The cover lettering designed by Gerard Huerta, also used on the 2012 boxed set, was one of the first "Heavy Metal" logo designs. The cover art, photographed by John Berg, prominently features St Paul's Episcopal Chapel in South Salem, New York.
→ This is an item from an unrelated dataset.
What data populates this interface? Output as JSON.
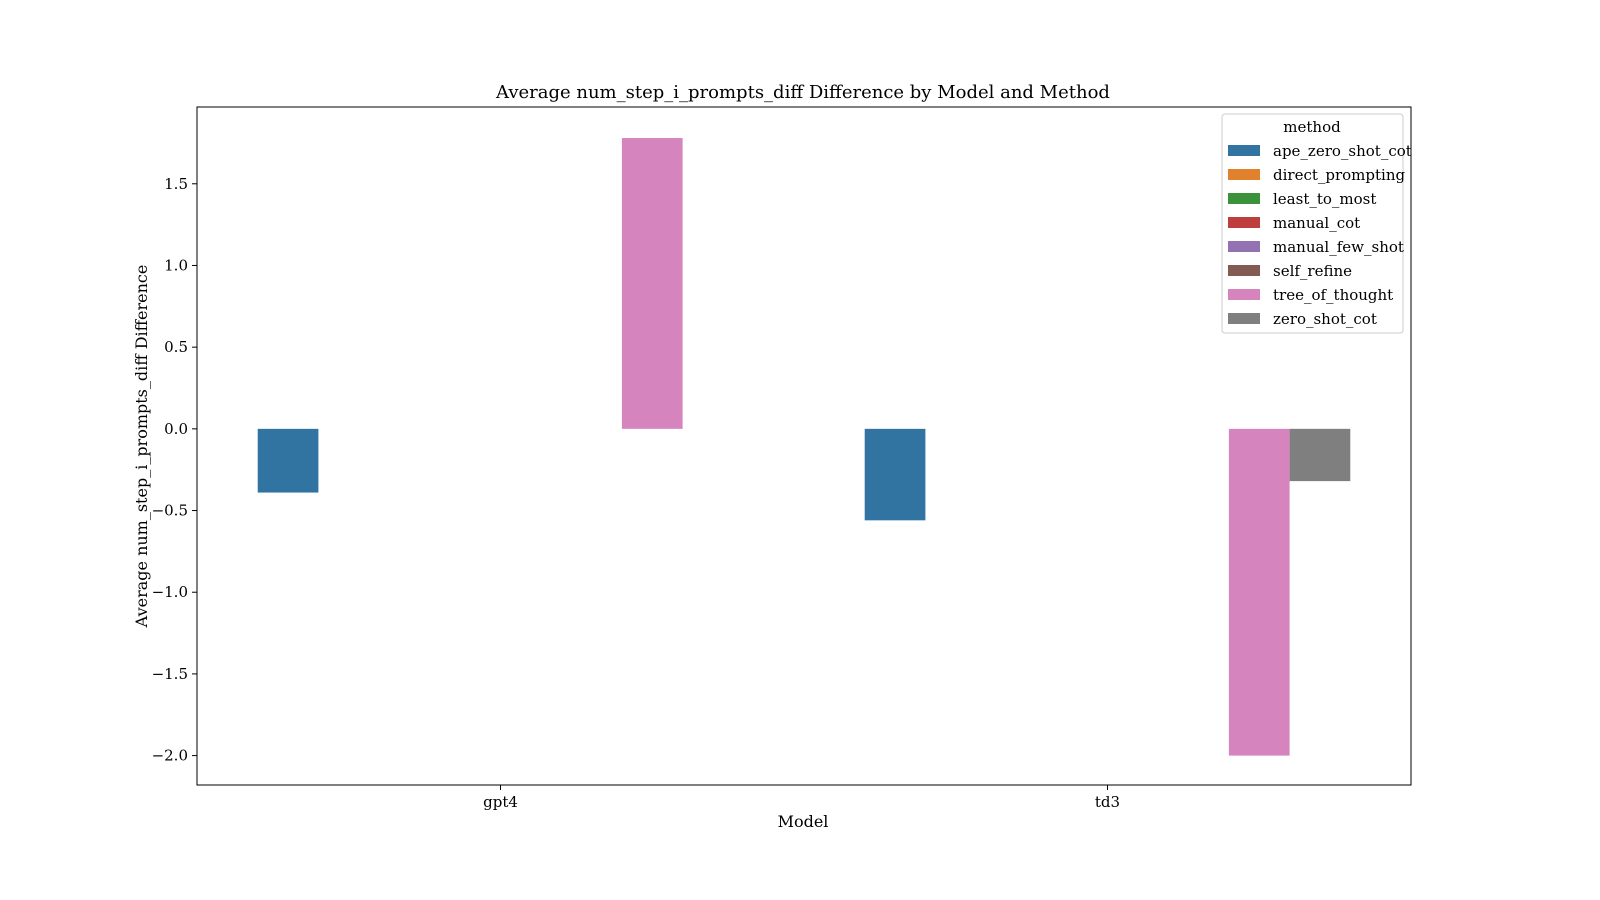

The album reached No. 22 on the Billboard 200, the band's highest-charting album in the United States.

Professional ratings
Review scores
| Source | Rating |
| AllMusic | Star |
| Christgau's Record Guide | C+ |
| Collector's Guide to Heavy Metal | 8/10 |
| Rolling Stone | (mixed) |
| Tom Hull | C− |

==Track listing==

Side one
| No. | Title | Writer(s) | Length |
|---|---|---|---|
| 1. | "Subhuman" | Eric Bloom, Sandy Pearlman | 7:30 |
| 2. | "Harvester of Eyes" | Donald Roeser, Bloom, Richard Meltzer | 4:55 |
| 3. | "Hot Rails to Hell" | Joe Bouchard | 5:55 |

Side two
| No. | Title | Writer(s) | Length |
|---|---|---|---|
| 4. | "The Red and the Black" | Albert Bouchard, Bloom, Pearlman | 4:33 |
| 5. | "7 Screaming Diz-Busters" | A. Bouchard, J. Bouchard, Pearlman, Roeser | 8:27 |
| 6. | "Buck's Boogie" | Roeser | 7:40 |

Side three
| No. | Title | Writer(s) | Length |
|---|---|---|---|
| 1. | "Then Came the Last Days of May" | Roeser | 4:35 |
| 2. | "Cities on Flame" | Roeser, A. Bouchard, Pearlman | 4:08 |
| 3. | "ME 262" | Bloom, Roeser, Pearlman | 8:47 |

Side four
| No. | Title | Writer(s) | Length |
|---|---|---|---|
| 4. | "Before the Kiss, a Redcap" | Allen Lanier, Murray Krugman, Roeser, Pearlman | 5:05 |
| 5. | "Maserati GT (I Ain't Got You)" | Calvin Carter | 8:59 |
| 6. | "Born to Be Wild" | Mars Bonfire | 6:36 |
| Total length: |  |  | 78:13 |

==Personnel==
- Band members
- Eric Bloom - lead vocals on tracks 1–2, 4–5, 9, 11–12, stun guitar, synthesizer
- Donald "Buck Dharma" Roeser - lead guitar, lead vocals on "Then Came The Last Days of May" and "Before the Kiss, a Redcap"
- Allen Lanier - rhythm guitar, keyboards
- Joe Bouchard - bass, lead vocals on "Hot Rails to Hell"
- Albert Bouchard - drums, guitar, lead vocals on "Cities on Flame"

- Production
- Murray Krugman, Sandy Pearlman - producers
- Tom Scott, Kurt Kuntzel, Aaron Baron, Tim Geelan, Pete Weiss, Jerry Smith - engineers
- Jack Douglas - engineer, mixing
- John Berg and Gerard Huerta - design
- John Berg - cover photograph at St. Paul's Chapel, Vista, New York

==Charts==

| Chart (1975) | Peak position |
|---|---|
| Canada Top Albums/CDs (RPM) | 22 |
| French Albums (SNEP) | 19 |
| US Billboard 200 | 22 |

== Certifications ==

| Region | Certification | Certified units/sales |
| United States (RIAA) | Gold | 500,000^{^} |
^{^} Shipments figures based on certification alone.